The traditional approach to retailing a car goes like this; the salesman says “The price is $ X. Shall I draw up the paperwork?” Then the customer says, “Well no, you have to come off that a little bit.” (Or “No, you have to come off of that a lot” or “No, I’m willing pay $ Y and not a penny more” or something like that). The salesman then marches to the sales office and tells the manager the customer wants a discount or tells him what the customer wants to pay. The manager counteroffers and the salesman takes that new number back to the customer. The customer then either agrees with the new number or says “No” at which point the salesman trudges back to the sales office for a new counter offer, repeating this back-and-forth process as many times as necessary until either the parties agree to a price or the customer goes home without a new car.

Now, when you read the paragraph above the procedure looks very nonthreatening, doesn’t it? It’s a simple back-and-forth negotiation and not hard to understand. So why does it fill people with such dread?

We know the answer: it fills them with dread because they (the customers) know going in that they do not possess the knowledge that would put them on equal footing with the salesman. They don’t know what their trade-in is really worth (wholesale), and they don’t know the fair market retail price of the car they are trying to buy. Even though much of this info IS available to the consumer who wants to research in advance of his/her visit to the dealership, most do not do this homework. And many who have done the homework misunderstand the info and therefore come into the dealership with flawed expectations of what should take place.

One much trumpeted solution is for dealers to be liberal with their knowledge and information. We’ve all seen the slogan for Syms stores, “An educated consumer is our best customer.” Well, why can’t car dealers apply this same approach to car sales? The answer is they can; indeed, I sell this way and have for more than 10 years. But for some people full disclosure turns out to be not enough. No matter how much info the dealers gives them, and no matter how many invoices or interest rate charts he shows them, these people still have mistrust.

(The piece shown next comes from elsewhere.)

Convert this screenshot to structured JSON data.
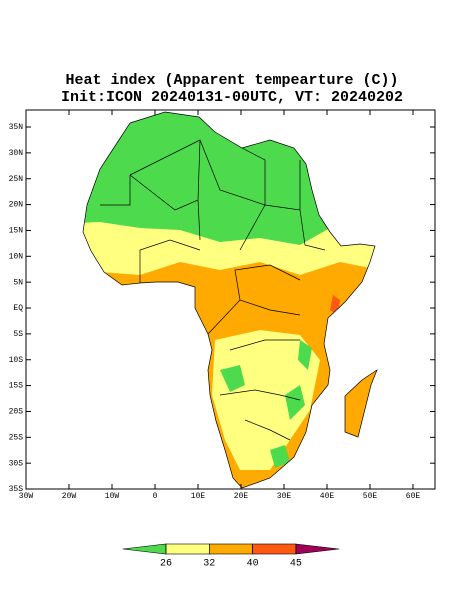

Since the customer in this example doesn’t possess the knowledge of the salesman, there is no way for him/her to know where the truth really lies. No matter how transparent the sales process, no matter how liberal the salesman is with info, this customer is convinced that there must be a catch! “Is that the real invoice he is showing me?” “Is he telling me the truth about my trade-in?” “Is he making a gazillion dollar profit off of me?” “Oh no,” they think, “I can’t figure out the catch – then (gasp) maybe that IS the catch? I’m in a trap!” The result of this downward spiraling logic? Paranoia.

Back when I sold new homes we had a sales trainer who taught us “Remember, the day the customers first walk into your model home they are not looking for a house. They are looking for a salesperson who understands them.” Because once they sense that the salesperson genuinely cares about helping them they can let down their guard and enter to a bond of trust. Then, and only then, can they begin picking out a house. Or, in today’s example, a car.

So my advice to customers? Relax. Then find a salesperson whom you trust. The car part will take care of itself.